「……」

 ある程度髪が乾いたのを確認し、ドライヤーのスイッチをオフにする。

 コードを巻いて、いつも置いてある引き出しの中へとしまう。

 ご飯の用意をしなきゃいけない、って分かっているけど。

 今夜のあたしは、シンさんのメモに視線を縫い合わせたまま、動けない。

 ――10日、お店に来てくれていない……

 シンさんの都合もあるって事はよく分かっているけれど。

 でも、ぱったりっていうのが――気になる。

 あたしに番号を教えてくれたから?

 そして、その番号にあたしが連絡しないから?

 ……電話したら、また会える……?

 そんなことを思っていたら、無意識に手が伸び、右手に携帯、そして左手にあのメモを持っていた。

「……」

 とくとくとく、と、心臓が早鐘を打つ。

 番号を押す勇気が出ない。

 自分は何を怖がっているのだろう?

 シンさんが電話に出なかったときのこと?

 それとも――……プライベートで会って、シンさんと「合わない」と感じるかもしれないということの恐怖?

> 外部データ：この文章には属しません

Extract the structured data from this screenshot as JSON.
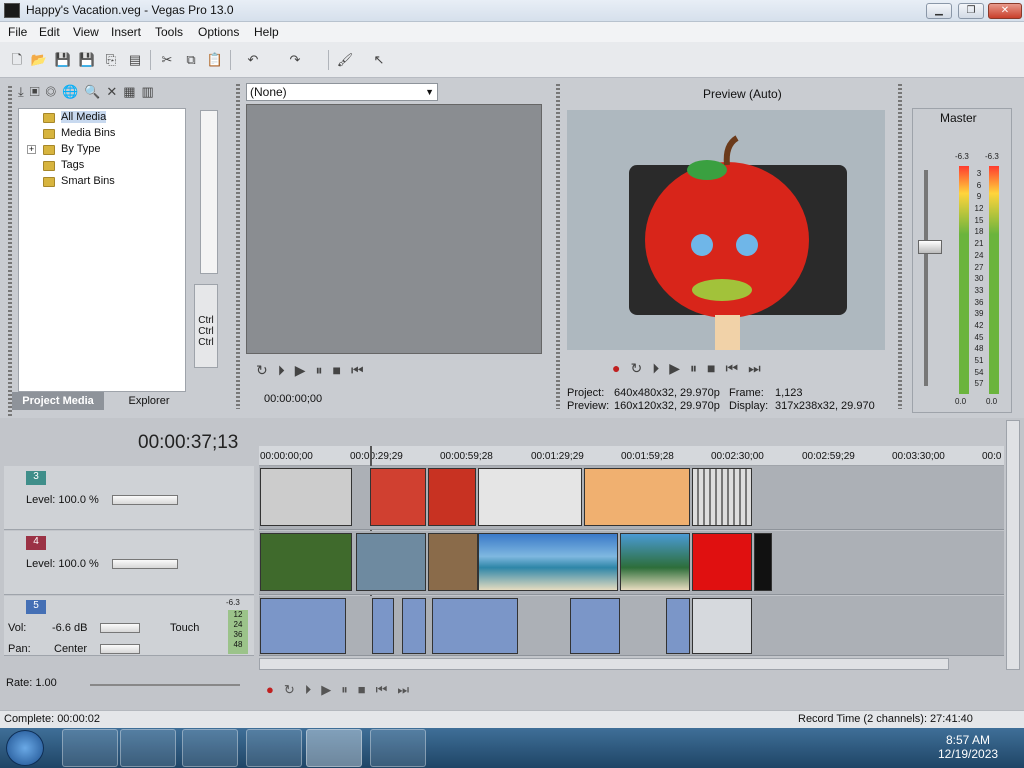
{
  "window": {
    "title": "Happy's Vacation.veg - Vegas Pro 13.0"
  },
  "menu": [
    "File",
    "Edit",
    "View",
    "Insert",
    "Tools",
    "Options",
    "Help"
  ],
  "media": {
    "tree": [
      "All Media",
      "Media Bins",
      "By Type",
      "Tags",
      "Smart Bins"
    ],
    "tabs": [
      "Project Media",
      "Explorer"
    ],
    "ctrl": [
      "Ctrl",
      "Ctrl",
      "Ctrl"
    ]
  },
  "trimmer": {
    "source": "(None)",
    "timecode": "00:00:00;00"
  },
  "preview": {
    "mode": "Preview (Auto)",
    "project_label": "Project:",
    "project": "640x480x32, 29.970p",
    "frame_label": "Frame:",
    "frame": "1,123",
    "preview_label": "Preview:",
    "preview_val": "160x120x32, 29.970p",
    "display_label": "Display:",
    "display": "317x238x32, 29.970"
  },
  "master": {
    "label": "Master",
    "peak_left": "-6.3",
    "peak_right": "-6.3",
    "scale": [
      "3",
      "6",
      "9",
      "12",
      "15",
      "18",
      "21",
      "24",
      "27",
      "30",
      "33",
      "36",
      "39",
      "42",
      "45",
      "48",
      "51",
      "54",
      "57"
    ],
    "bottom_left": "0.0",
    "bottom_right": "0.0"
  },
  "timeline": {
    "timecode": "00:00:37;13",
    "ruler": [
      "00:00:00;00",
      "00:00:29;29",
      "00:00:59;28",
      "00:01:29;29",
      "00:01:59;28",
      "00:02:30;00",
      "00:02:59;29",
      "00:03:30;00",
      "00:0"
    ],
    "tracks": [
      {
        "num": "3",
        "level": "Level: 100.0 %"
      },
      {
        "num": "4",
        "level": "Level: 100.0 %"
      },
      {
        "num": "5",
        "vol_label": "Vol:",
        "vol": "-6.6 dB",
        "pan_label": "Pan:",
        "pan": "Center",
        "touch": "Touch",
        "peak": "-6.3",
        "meter": [
          "12",
          "24",
          "36",
          "48"
        ]
      }
    ],
    "rate": "Rate: 1.00"
  },
  "status": {
    "left": "Complete: 00:00:02",
    "right": "Record Time (2 channels): 27:41:40"
  },
  "clock": {
    "time": "8:57 AM",
    "date": "12/19/2023"
  },
  "colors": {
    "track3": "#3f8e8a",
    "track4": "#9b3245",
    "track5": "#4570b5",
    "accent": "#3a6ea5"
  }
}
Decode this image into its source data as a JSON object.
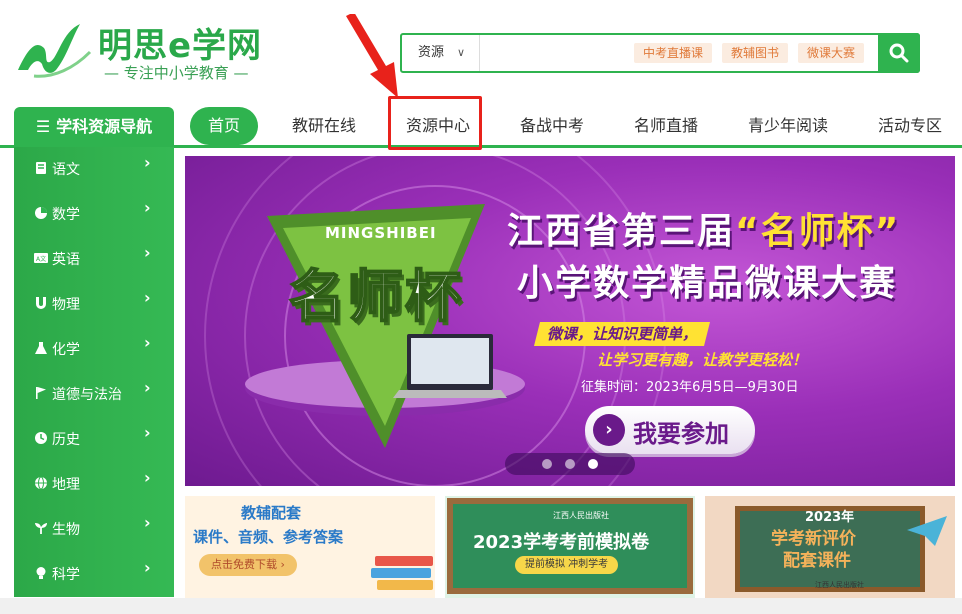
{
  "header": {
    "logo_name": "明思e学网",
    "logo_slogan": "— 专注中小学教育 —",
    "brand_color": "#2fb34f"
  },
  "search": {
    "type_label": "资源",
    "placeholder": "",
    "tags": [
      "中考直播课",
      "教辅图书",
      "微课大赛"
    ]
  },
  "nav": {
    "category_label": "学科资源导航",
    "items": [
      "首页",
      "教研在线",
      "资源中心",
      "备战中考",
      "名师直播",
      "青少年阅读",
      "活动专区"
    ],
    "active_index": 0,
    "highlighted_index": 2
  },
  "sidebar": {
    "items": [
      {
        "label": "语文",
        "icon": "book-icon"
      },
      {
        "label": "数学",
        "icon": "pie-chart-icon"
      },
      {
        "label": "英语",
        "icon": "translate-icon"
      },
      {
        "label": "物理",
        "icon": "magnet-icon"
      },
      {
        "label": "化学",
        "icon": "flask-icon"
      },
      {
        "label": "道德与法治",
        "icon": "flag-icon"
      },
      {
        "label": "历史",
        "icon": "clock-icon"
      },
      {
        "label": "地理",
        "icon": "globe-icon"
      },
      {
        "label": "生物",
        "icon": "sprout-icon"
      },
      {
        "label": "科学",
        "icon": "bulb-icon"
      }
    ],
    "chevron": "›"
  },
  "banner": {
    "badge_en": "MINGSHIBEI",
    "badge_cn": "名师杯",
    "title1_prefix": "江西省第三届",
    "title1_highlight": "“名师杯”",
    "title2": "小学数学精品微课大赛",
    "slogan1": "微课，让知识更简单，",
    "slogan2": "让学习更有趣，让教学更轻松！",
    "date": "征集时间：2023年6月5日—9月30日",
    "button_label": "我要参加",
    "slide_count": 3,
    "active_slide": 2
  },
  "cards": {
    "card1": {
      "title": "教辅配套",
      "subtitle": "课件、音频、参考答案",
      "button": "点击免费下载 ›"
    },
    "card2": {
      "publisher": "江西人民出版社",
      "title": "2023学考考前模拟卷",
      "subtitle": "提前模拟 冲刺学考"
    },
    "card3": {
      "year": "2023年",
      "title": "学考新评价",
      "subtitle": "配套课件",
      "publisher": "江西人民出版社"
    }
  }
}
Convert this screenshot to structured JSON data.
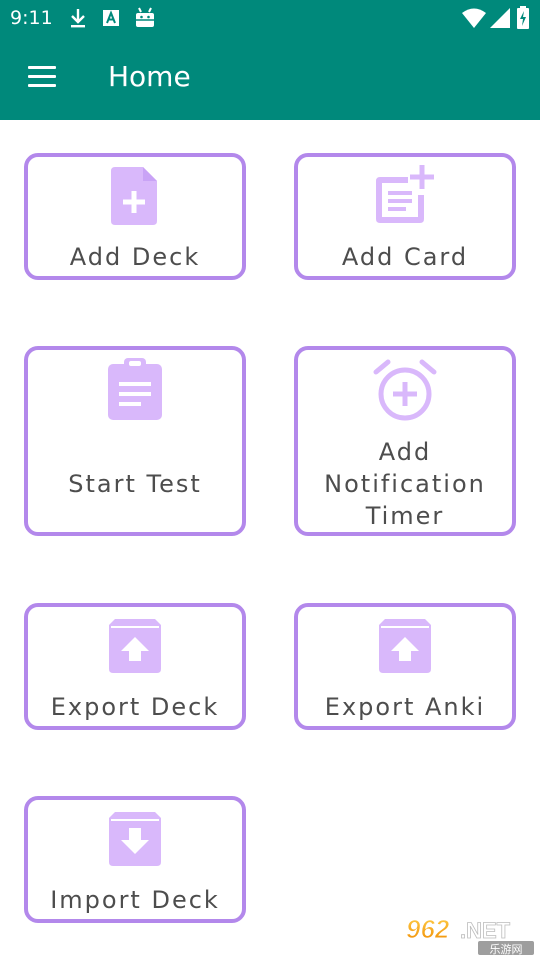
{
  "status_bar": {
    "time": "9:11",
    "left_icons": [
      "download-icon",
      "font-a-icon",
      "android-icon"
    ],
    "right_icons": [
      "wifi-icon",
      "cell-signal-icon",
      "battery-charging-icon"
    ]
  },
  "app_bar": {
    "menu_icon": "hamburger-menu-icon",
    "title": "Home"
  },
  "colors": {
    "primary": "#00897b",
    "card_border": "#b388eb",
    "icon_fill": "#d9b8fb"
  },
  "tiles": [
    {
      "label": "Add Deck",
      "icon": "add-file-icon"
    },
    {
      "label": "Add Card",
      "icon": "note-add-icon"
    },
    {
      "label": "Start Test",
      "icon": "clipboard-icon"
    },
    {
      "label_lines": [
        "Add",
        "Notification",
        "Timer"
      ],
      "icon": "alarm-add-icon"
    },
    {
      "label": "Export Deck",
      "icon": "box-upload-icon"
    },
    {
      "label": "Export Anki",
      "icon": "box-upload-icon"
    },
    {
      "label": "Import Deck",
      "icon": "box-download-icon"
    }
  ],
  "watermark": {
    "logo_text": "962.NET",
    "sub_text": "乐游网"
  }
}
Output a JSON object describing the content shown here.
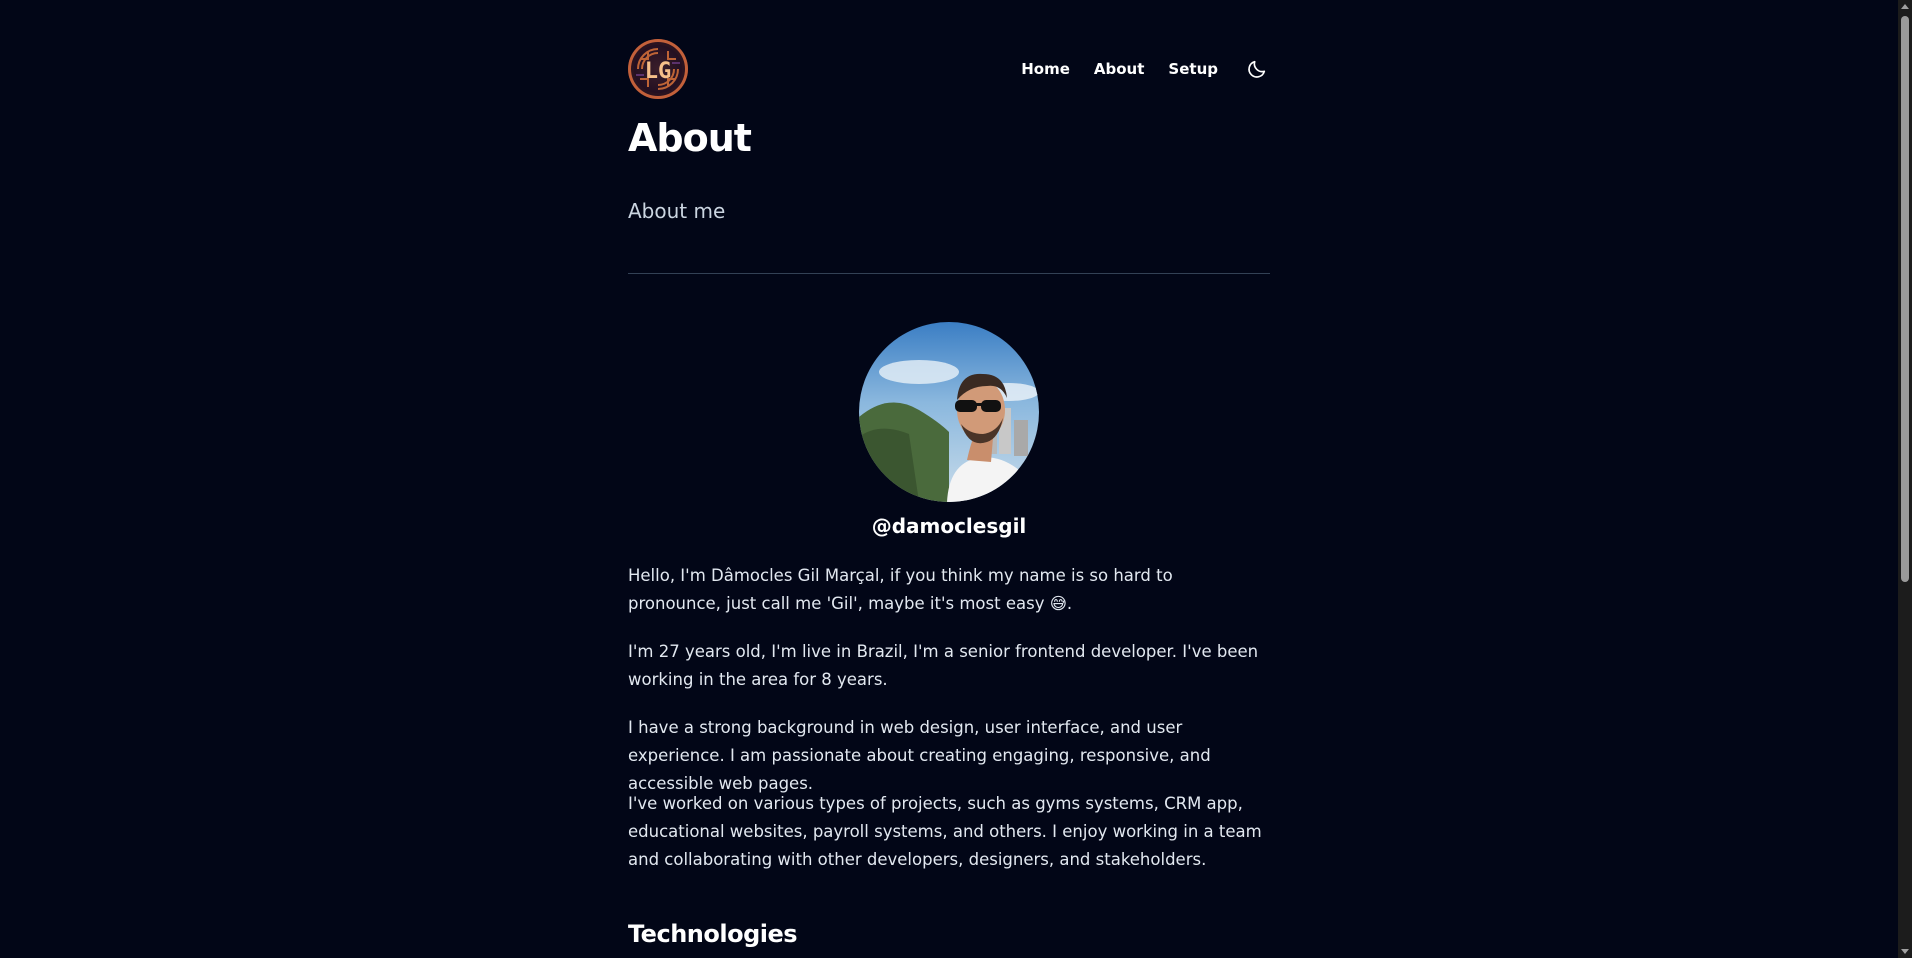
{
  "header": {
    "logo_text": "LG",
    "nav": [
      {
        "label": "Home"
      },
      {
        "label": "About"
      },
      {
        "label": "Setup"
      }
    ],
    "theme_toggle_icon": "moon-icon"
  },
  "main": {
    "title": "About",
    "subtitle": "About me",
    "handle": "@damoclesgil",
    "paragraphs": [
      "Hello, I'm Dâmocles Gil Marçal, if you think my name is so hard to pronounce, just call me 'Gil', maybe it's most easy 😅.",
      "I'm 27 years old, I'm live in Brazil, I'm a senior frontend developer. I've been working in the area for 8 years.",
      "I have a strong background in web design, user interface, and user experience. I am passionate about creating engaging, responsive, and accessible web pages.",
      "I've worked on various types of projects, such as gyms systems, CRM app, educational websites, payroll systems, and others. I enjoy working in a team and collaborating with other developers, designers, and stakeholders."
    ],
    "section_title": "Technologies"
  },
  "colors": {
    "background": "#020617",
    "text": "#e2e8f0",
    "heading": "#ffffff",
    "divider": "#334155",
    "logo_accent": "#f0a33a"
  }
}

 そんなこと……本当に会わないと分からない、って……頭では分かっているのに。

「……」

 色んなことを考えて、震える指は中々力を込めることが出来なかったけれど。

 ふわり、と記憶の中に出てきたシンさんの「優しい笑顔」が過ぎった瞬間、あたしの中の何かが突き動かされたかのように。

 メモに書かれていたシンさんの携帯の番号を入力し、最後に通話ボタンを押す。

 長い迷いの末――とうとう、あたしはシンさんの携帯に電話をした。